For the latest installment of 5/3/1, I'm finishing up a December-March run in a couple weeks. This time, my wife joined, so I've had to adjust even more than usual on how to approach the program.
For strength and hypertrophy alike,
you'll need more legitimate working set volume than it calls for. Run your three working sets for the day and then jump into joker sets. Keep going until you know you'll fail the next set: at that point, the next and final set should be the first working set you did (the first-last thing he talks about).
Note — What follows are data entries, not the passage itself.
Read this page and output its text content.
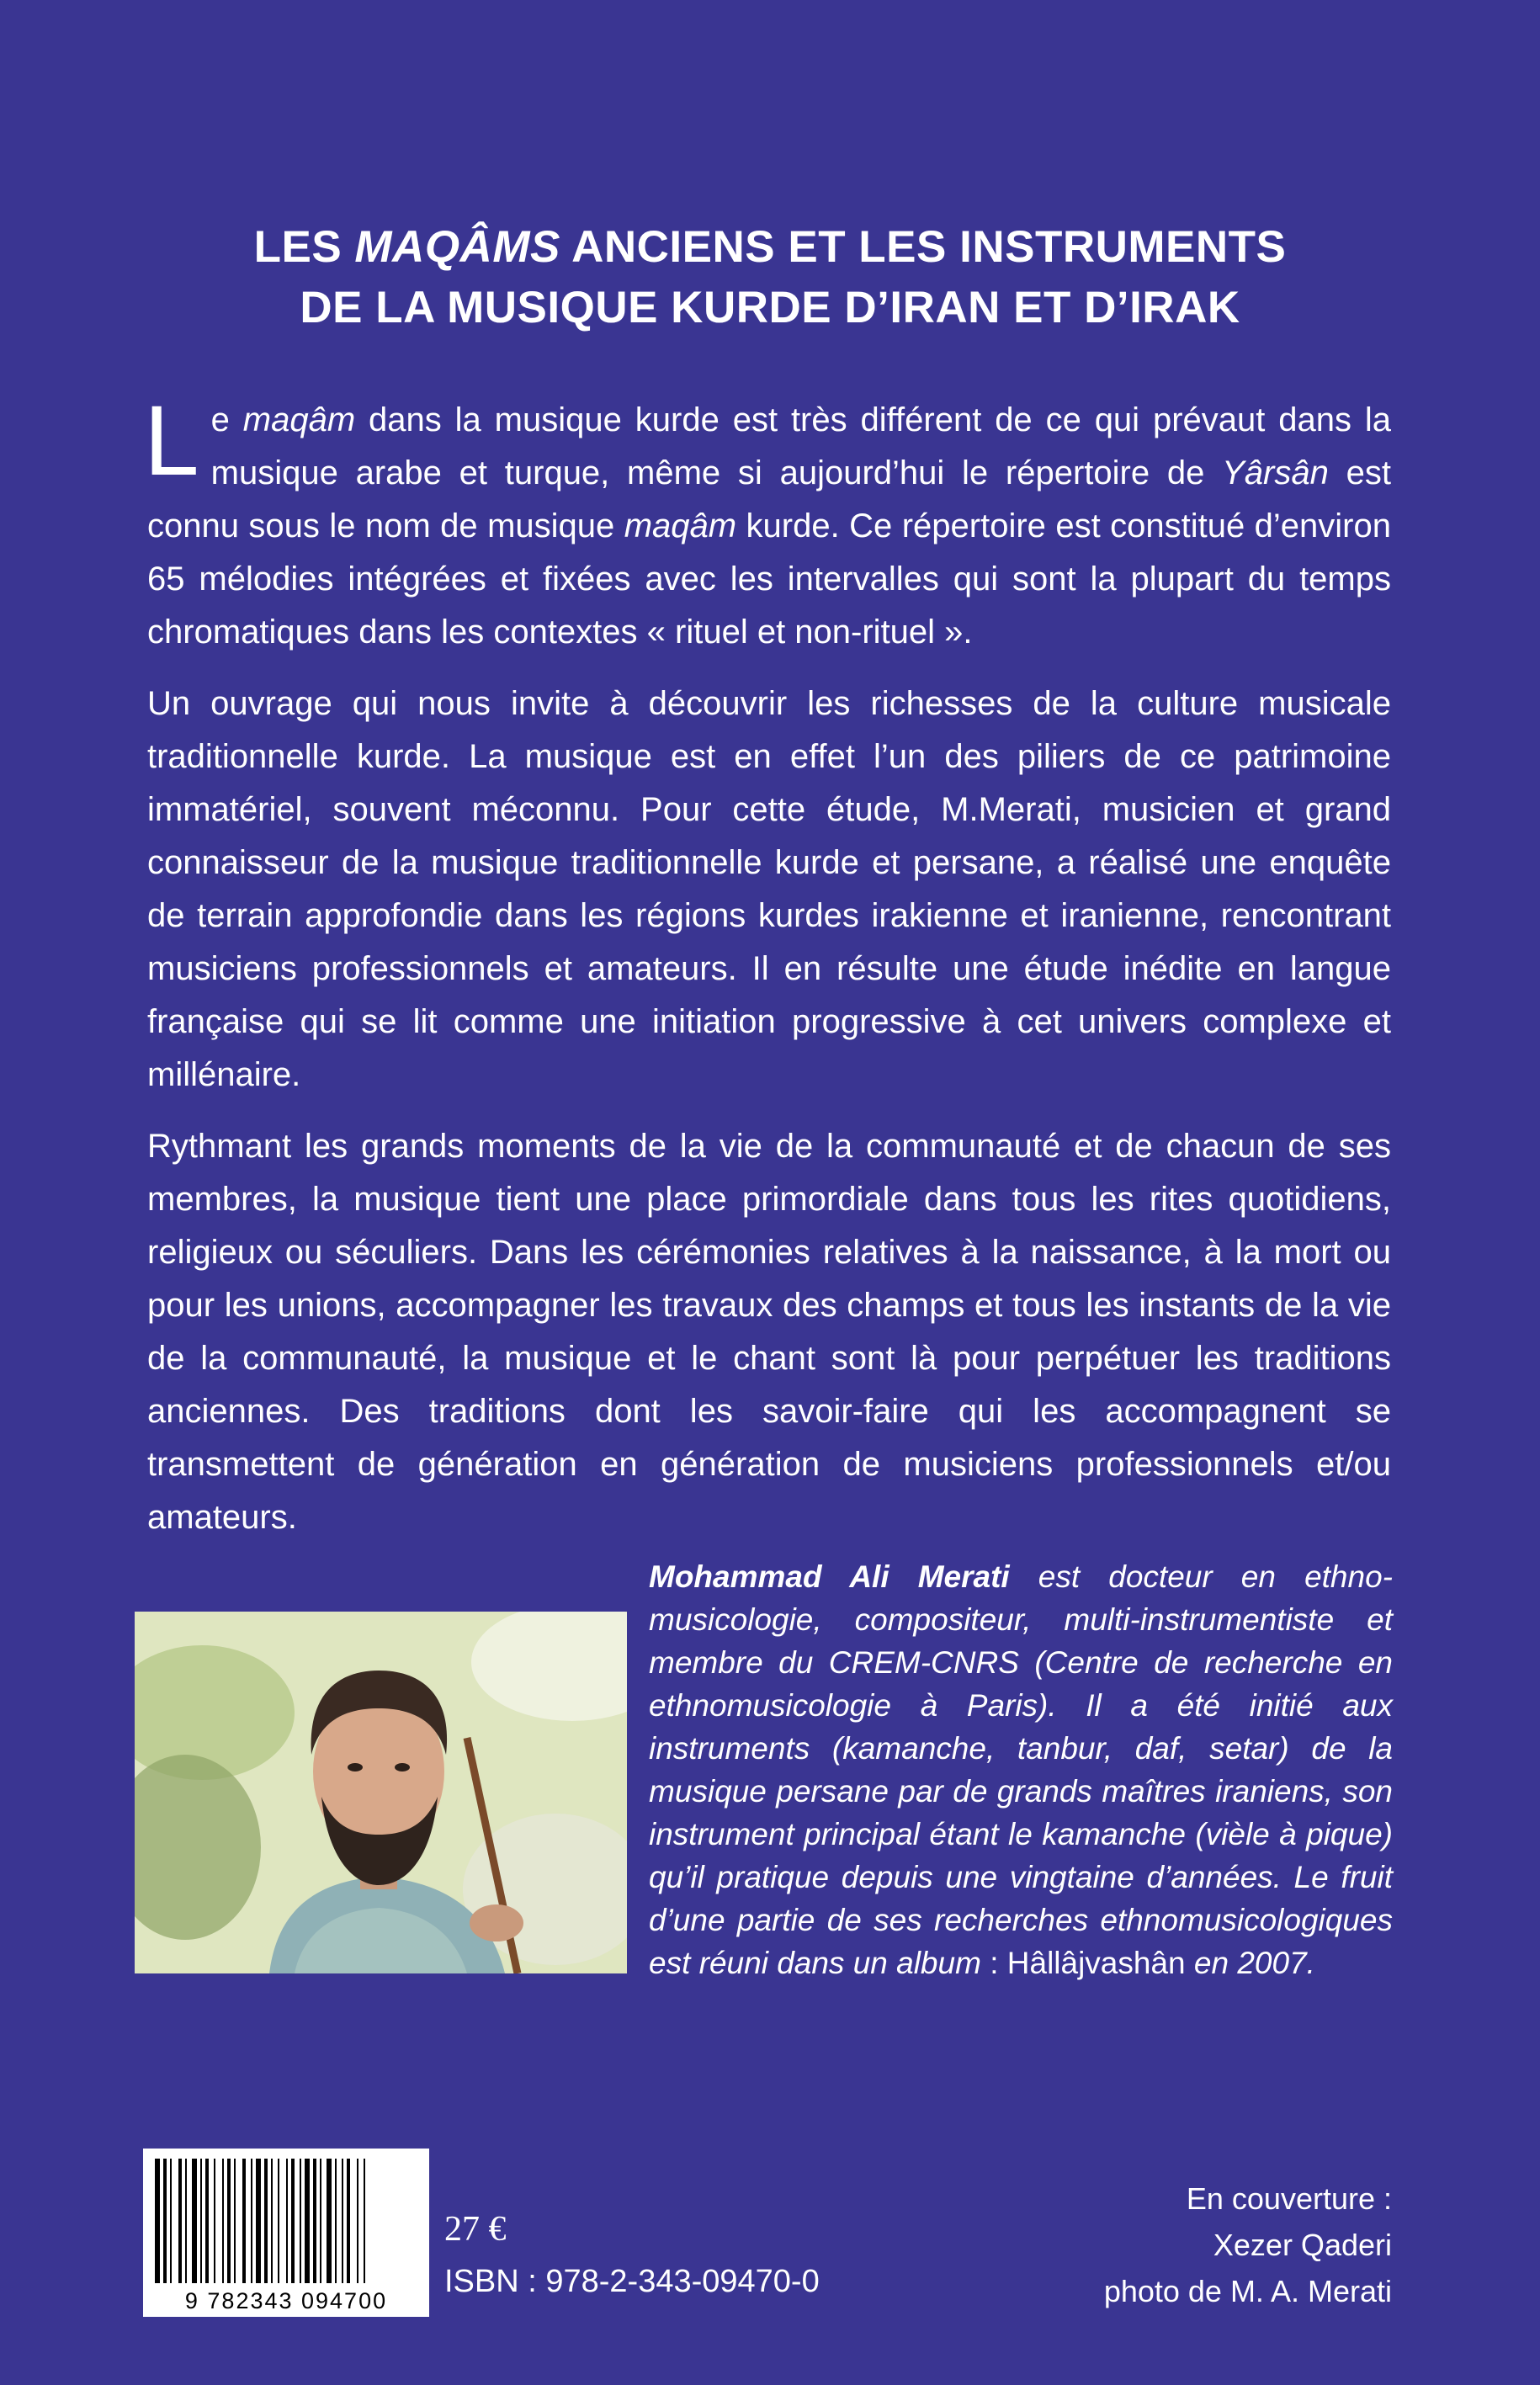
LES MAQÂMS ANCIENS ET LES INSTRUMENTS
DE LA MUSIQUE KURDE D’IRAN ET D’IRAK

Le maqâm dans la musique kurde est très différent de ce qui prévaut dans la musique arabe et turque, même si aujourd’hui le répertoire de Yârsân est connu sous le nom de musique maqâm kurde. Ce répertoire est constitué d’environ 65 mélodies intégrées et fixées avec les intervalles qui sont la plupart du temps chromatiques dans les contextes « rituel et non-rituel ».

Un ouvrage qui nous invite à découvrir les richesses de la culture musicale traditionnelle kurde. La musique est en effet l’un des piliers de ce patrimoine immatériel, souvent méconnu. Pour cette étude, M.Merati, musicien et grand connaisseur de la musique traditionnelle kurde et persane, a réalisé une enquête de terrain approfondie dans les régions kurdes irakienne et iranienne, rencontrant musiciens professionnels et amateurs. Il en résulte une étude inédite en langue française qui se lit comme une initiation progressive à cet univers complexe et millénaire.

Rythmant les grands moments de la vie de la communauté et de chacun de ses membres, la musique tient une place primordiale dans tous les rites quotidiens, religieux ou séculiers. Dans les cérémonies relatives à la naissance, à la mort ou pour les unions, accompagner les travaux des champs et tous les instants de la vie de la communauté, la musique et le chant sont là pour perpétuer les traditions anciennes. Des traditions dont les savoir-faire qui les accompagnent se transmettent de génération en génération de musiciens professionnels et/ou amateurs.

Mohammad Ali Merati est docteur en ethno-musicologie, compositeur, multi-instrumentiste et membre du CREM-CNRS (Centre de recherche en ethnomusicologie à Paris). Il a été initié aux instruments (kamanche, tanbur, daf, setar) de la musique persane par de grands maîtres iraniens, son instrument principal étant le kamanche (vièle à pique) qu’il pratique depuis une vingtaine d’années. Le fruit d’une partie de ses recherches ethnomusicologiques est réuni dans un album : Hâllâjvashân en 2007.
9 782343 094700
27 €
ISBN : 978-2-343-09470-0
En couverture :
Xezer Qaderi
photo de M. A. Merati
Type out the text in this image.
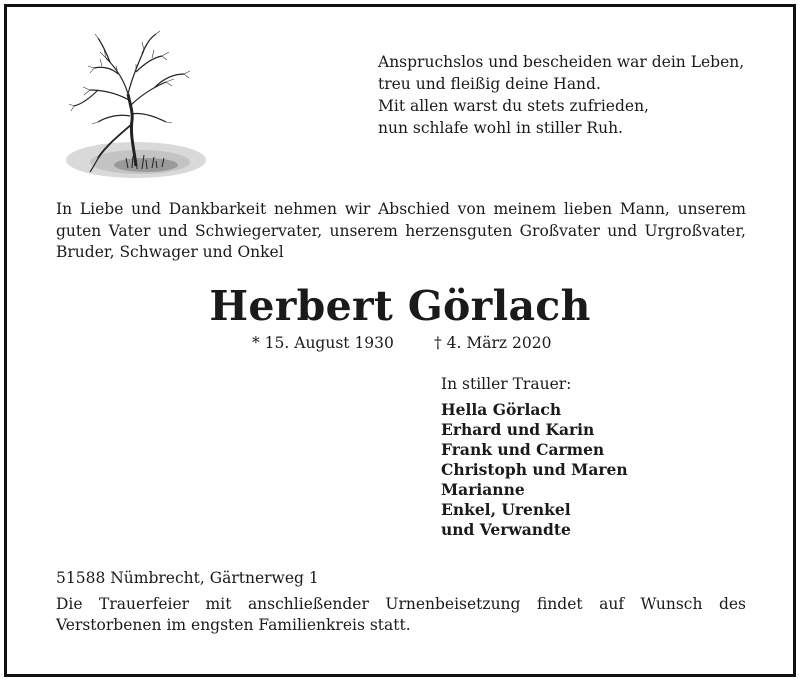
Anspruchslos und bescheiden war dein Leben,
treu und fleißig deine Hand.
Mit allen warst du stets zufrieden,
nun schlafe wohl in stiller Ruh.
In Liebe und Dankbarkeit nehmen wir Abschied von meinem lieben Mann, unserem
guten Vater und Schwiegervater, unserem herzensguten Großvater und Urgroßvater,
Bruder, Schwager und Onkel
Herbert Görlach
* 15. August 1930	† 4. März 2020
In stiller Trauer:
Hella Görlach
Erhard und Karin
Frank und Carmen
Christoph und Maren
Marianne
Enkel, Urenkel
und Verwandte
51588 Nümbrecht, Gärtnerweg 1
Die Trauerfeier mit anschließender Urnenbeisetzung findet auf Wunsch des
Verstorbenen im engsten Familienkreis statt.
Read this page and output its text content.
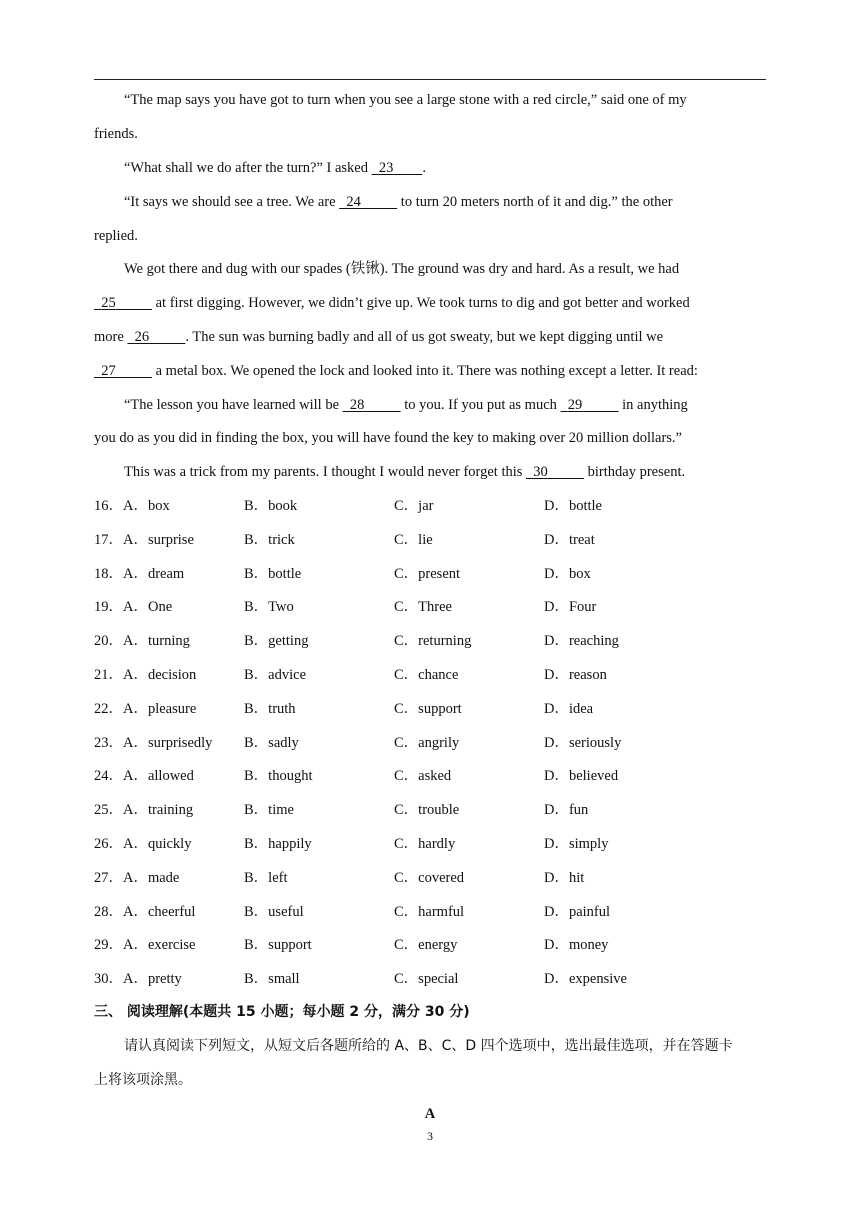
“The map says you have got to turn when you see a large stone with a red circle,” said one of my
friends.
“What shall we do after the turn?” I asked   23 .
“It says we should see a tree. We are   24	to turn 20 meters north of it and dig.” the other
replied.
We got there and dug with our spades (铁锹). The ground was dry and hard. As a result, we had
25	at first digging. However, we didn’t give up. We took turns to dig and got better and worked
more   26	. The sun was burning badly and all of us got sweaty, but we kept digging until we
27	a metal box. We opened the lock and looked into it. There was nothing except a letter. It read:
“The lesson you have learned will be   28	to you. If you put as much   29	in anything
you do as you did in finding the box, you will have found the key to making over 20 million dollars.”
This was a trick from my parents. I thought I would never forget this   30	birthday present.
16．A．box	B．book	C．jar	D．bottle
17．A．surprise	B．trick	C．lie	D．treat
18．A．dream	B．bottle	C．present	D．box
19．A．One	B．Two	C．Three	D．Four
20．A．turning	B．getting	C．returning	D．reaching
21．A．decision	B．advice	C．chance	D．reason
22．A．pleasure	B．truth	C．support	D．idea
23．A．surprisedly B．sadly	C．angrily	D．seriously
24．A．allowed	B．thought	C．asked	D．believed
25．A．training	B．time	C．trouble	D．fun
26．A．quickly	B．happily	C．hardly	D．simply
27．A．made	B．left	C．covered	D．hit
28．A．cheerful	B．useful	C．harmful	D．painful
29．A．exercise	B．support	C．energy	D．money
30．A．pretty	B．small	C．special	D．expensive
三、 阅读理解(本题共 15 小题；每小题 2 分，满分 30 分)
请认真阅读下列短文，从短文后各题所给的 A、B、C、D 四个选项中，选出最佳选项，并在答题卡
上将该项涂黑。
A
3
You'll likely be able to push out more than 5 reps on all non-deadlift exercises, so just go for as many as you can on that, with 10 being a logical stopping point (with deads, just stop at 5 or 3). If you're still feeling good, do that one more time. If you feel more exhausted than a typical workout, then don't. Listen to your body.
Early on you can skip the deload week, as well. Of course, if your body is screaming,
listen. But you'll most likely not feel any different on this routine than others save for inevitable mild joint soreness until you're way advanced. For me, when that happens, that's the note to take a week and chill. I would say that happens after every ~4 cycles to me: finish up the 1+ week, shoulders and elbows and wrists are more sore than on a standard bodybuilding routine, so I do a legitimate deload week to give the joints some rest from the stress.
If concerned about
time in the gym, two tips:
First, especially since you'll need to do more real working sets, don't do Boring But Big. Don't be the asshole who is in one of the gym's two squat racks for 45 minutes because you need to do 5 sets of 10 squats for baby weight. Instead, utilize the companion assistance lifts he mentions: follow up squats with stiff-legged deads; follow up overhead press with close-grip bench; etc. You're moving onto new equipment, you'll keep the workout a bit more varied to stay interested, you'll address other muscles not primarily hit by the main lift, but you'll still be working to improve your big lifts.
Second, do your warmups relatively quickly: 30-40 seconds rest. You don't need 2 minutes rest in between three separate sets when you're pushing half of what a normal working set (let alone a max set) would be.
For hypertrophy... after the above, you can toss in a few related accessory lifts that serve the dual purposes of pretty muscle-building but also big lift assistance. So on bench day, for example, it could look like this: bench, incline bench, close-grip lat pulldown (strong upper back as base for bench), reverse flyes (same).
As long as what you're doing is not interfering with you crushing the big lift every day and progressing, "tinker" away to achieve your personal goals.